Randall S. Cramer, D.O.

Randall S. Cramer, D.O. with Meritas Health Landmark at Tiffany Springs

The sun is out, and the flowers are blooming – spring is here. But with 45 million Americans suffering from seasonal allergies (sometimes called hay fever) annually, the transition from winter to spring can be brutal.

Sometimes it’s hard to identify what’s at the root of your discomfort. The reason? Seasonal allergies share similar symptoms with the common cold, making it hard to know what’s going on. Randall S. Cramer, DO, a family medicine doctor with Meritas Health Landmark at Tiffany Springs, offers his advice on telling the two conditions apart.

Seasonal Allergies

Hay fever is caused by various allergens.

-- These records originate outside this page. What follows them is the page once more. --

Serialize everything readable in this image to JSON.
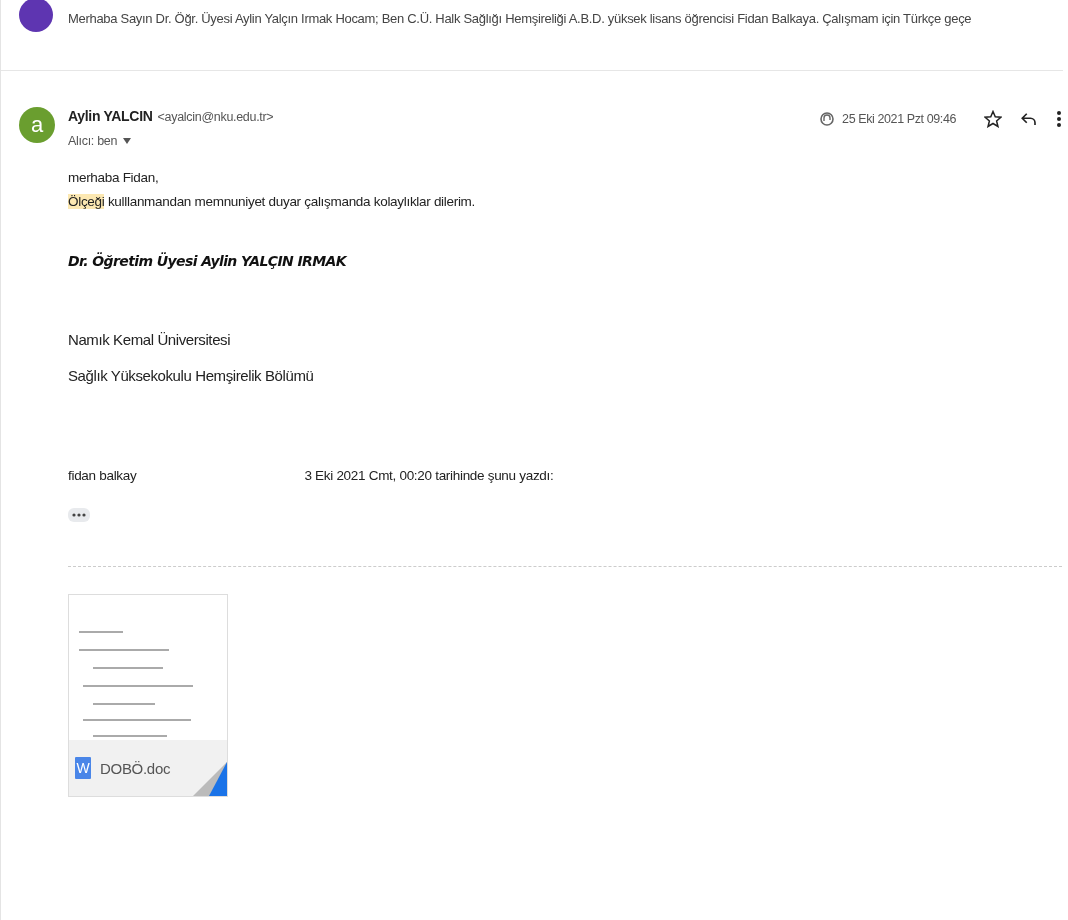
{
  "collapsed_message": {
    "snippet": "Merhaba Sayın Dr. Öğr. Üyesi Aylin Yalçın Irmak Hocam; Ben C.Ü. Halk Sağlığı Hemşireliği A.B.D. yüksek lisans öğrencisi Fidan Balkaya. Çalışmam için Türkçe geçe"
  },
  "message": {
    "avatar_letter": "a",
    "sender_name": "Aylin YALCIN",
    "sender_email": "<ayalcin@nku.edu.tr>",
    "recipient": "Alıcı: ben",
    "date": "25 Eki 2021 Pzt 09:46",
    "starred": false,
    "greeting": "merhaba Fidan,",
    "body": {
      "highlight": "Ölçeği",
      "rest": " kulllanmandan memnuniyet duyar çalışmanda kolaylıklar dilerim."
    },
    "signature": "Dr. Öğretim Üyesi Aylin YALÇIN IRMAK",
    "affiliation": [
      "Namık Kemal Üniversitesi",
      "Sağlık Yüksekokulu Hemşirelik Bölümü"
    ],
    "quote_header": {
      "start": "fidan balkay",
      "end": "3 Eki 2021 Cmt, 00:20 tarihinde şunu yazdı:"
    }
  },
  "attachments": [
    {
      "icon_letter": "W",
      "name": "DOBÖ.doc"
    }
  ]
}
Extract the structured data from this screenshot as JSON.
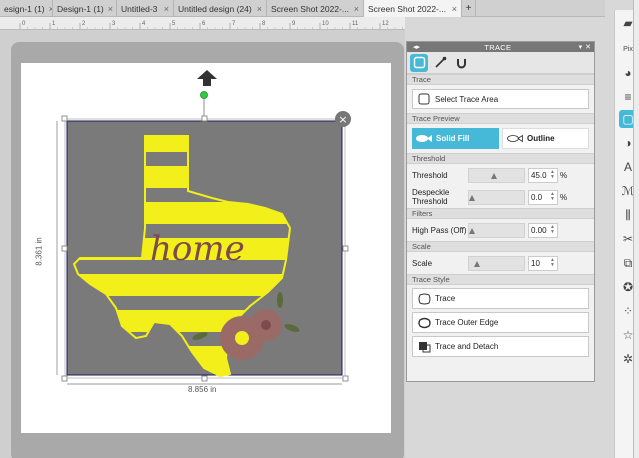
{
  "tabs": [
    {
      "label": "esign-1 (1)",
      "active": false
    },
    {
      "label": "Design-1 (1)",
      "active": false
    },
    {
      "label": "Untitled-3",
      "active": false
    },
    {
      "label": "Untitled design (24)",
      "active": false
    },
    {
      "label": "Screen Shot 2022-...",
      "active": false
    },
    {
      "label": "Screen Shot 2022-...",
      "active": true
    }
  ],
  "tab_close": "×",
  "tab_add": "+",
  "ruler": {
    "ticks": [
      "0",
      "1",
      "2",
      "3",
      "4",
      "5",
      "6",
      "7",
      "8",
      "9",
      "10",
      "11",
      "12"
    ]
  },
  "design": {
    "text": "home",
    "height_label": "8.361 in",
    "width_label": "8.856 in"
  },
  "panel": {
    "title": "TRACE",
    "sections": {
      "trace": "Trace",
      "trace_preview": "Trace Preview",
      "threshold": "Threshold",
      "filters": "Filters",
      "scale": "Scale",
      "trace_style": "Trace Style"
    },
    "select_trace_area": "Select Trace Area",
    "solid_fill": "Solid Fill",
    "outline": "Outline",
    "threshold": {
      "label": "Threshold",
      "value": "45.0",
      "unit": "%",
      "level": 0.45
    },
    "despeckle": {
      "label": "Despeckle Threshold",
      "value": "0.0",
      "unit": "%",
      "level": 0.0
    },
    "highpass": {
      "label": "High Pass (Off)",
      "value": "0.00",
      "level": 0.0
    },
    "scale": {
      "label": "Scale",
      "value": "10",
      "level": 0.1
    },
    "trace_btn": "Trace",
    "trace_outer_edge": "Trace Outer Edge",
    "trace_and_detach": "Trace and Detach"
  },
  "colors": {
    "accent": "#47b9d8",
    "mat_gray": "#7a7a7a",
    "texas_yellow": "#f2ef1a",
    "home_text": "#7d4a4d"
  },
  "toolbar_icons": [
    "page-icon",
    "pixscan-icon",
    "palette-icon",
    "lines-icon",
    "trace-icon",
    "contrast-icon",
    "text-icon",
    "sketch-icon",
    "align-icon",
    "knife-icon",
    "replicate-icon",
    "star-icon",
    "offset-icon",
    "outline-star-icon",
    "transform-icon"
  ]
}
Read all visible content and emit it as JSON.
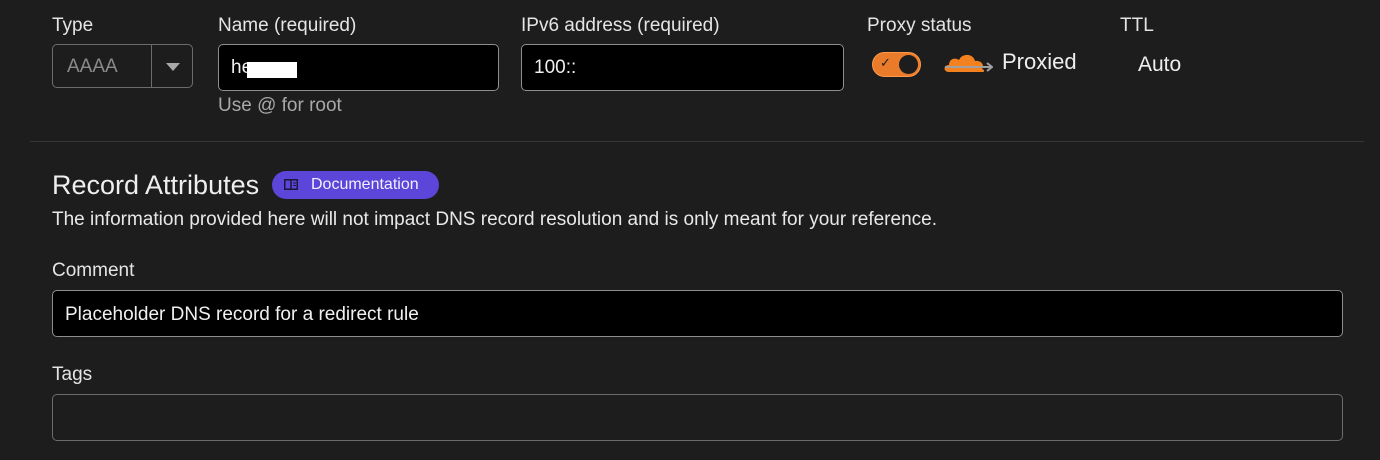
{
  "record": {
    "type_label": "Type",
    "type_value": "AAAA",
    "name_label": "Name (required)",
    "name_value": "he",
    "name_hint": "Use @ for root",
    "ipv6_label": "IPv6 address (required)",
    "ipv6_value": "100::",
    "proxy_label": "Proxy status",
    "proxy_value": "Proxied",
    "ttl_label": "TTL",
    "ttl_value": "Auto"
  },
  "attributes": {
    "title": "Record Attributes",
    "doc_label": "Documentation",
    "description": "The information provided here will not impact DNS record resolution and is only meant for your reference.",
    "comment_label": "Comment",
    "comment_value": "Placeholder DNS record for a redirect rule",
    "tags_label": "Tags",
    "tags_value": ""
  },
  "icons": {
    "type_chevron": "chevron-down-icon",
    "toggle_check": "check-icon",
    "proxy_cloud": "cloud-icon",
    "doc_book": "book-icon"
  },
  "colors": {
    "background": "#1d1d1d",
    "accent_orange": "#e97b2a",
    "badge_purple": "#5b46d9"
  }
}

If you’re suffering in the spring, you’re probably reacting to the trees, grasses and weeds that are growing.

Tree Pollens

  • Birch
  • Cedar
  • Poplar
  • Willow

Grass and Weed Pollens

  • Bermuda
  • Johnson
  • Orchard
  • Redtop
  • Saltgrass
  • Sweet vernal


Pollens can cause your eyes and nose to itch and your throat to scratch. The discomfort can span days or months.

Watch Dr. Cramer on Fox 4. 

Treatment Options

There are a few ways to treat seasonal allergies. Depending on the severity, a natural remedy may work. But if you’re experiencing continued discomfort, try an over-the-counter medication.

Natural Remedies

  • Avoid exposure to allergen(s)
  • Close doors/windows
  • Put an allergy-certified filter in your home
  • Reduce the humidity in your home
  • Wear a mask

Over-the-Counter Medications

  • Allegra
  • Claritin®
  • Zyrtec®

Talk with your physician if your allergies don’t respond to an environmental change or over-the-counter medication. At this point, a prescription-strength nasal spray or oral medication may help. If you have asthma, talk with your physician about which allergy treatment would safe and effective.

Related Reading: Stop Spring Allergies in Their Tracks

The Common Cold

Sneezing and an irritated throat are also symptoms of a common cold that could be mistaken for allergies.


  • Runny nose with a thicker, colored mucus
  • Sore throat
  • Fever and body aches


Most cold symptoms respond to Tylenol®, cough syrups, hydration and/or rest.

When to Seek Help

If your symptoms persist for more than a couple weeks, schedule an appointment with your primary care physician to discuss treatment options.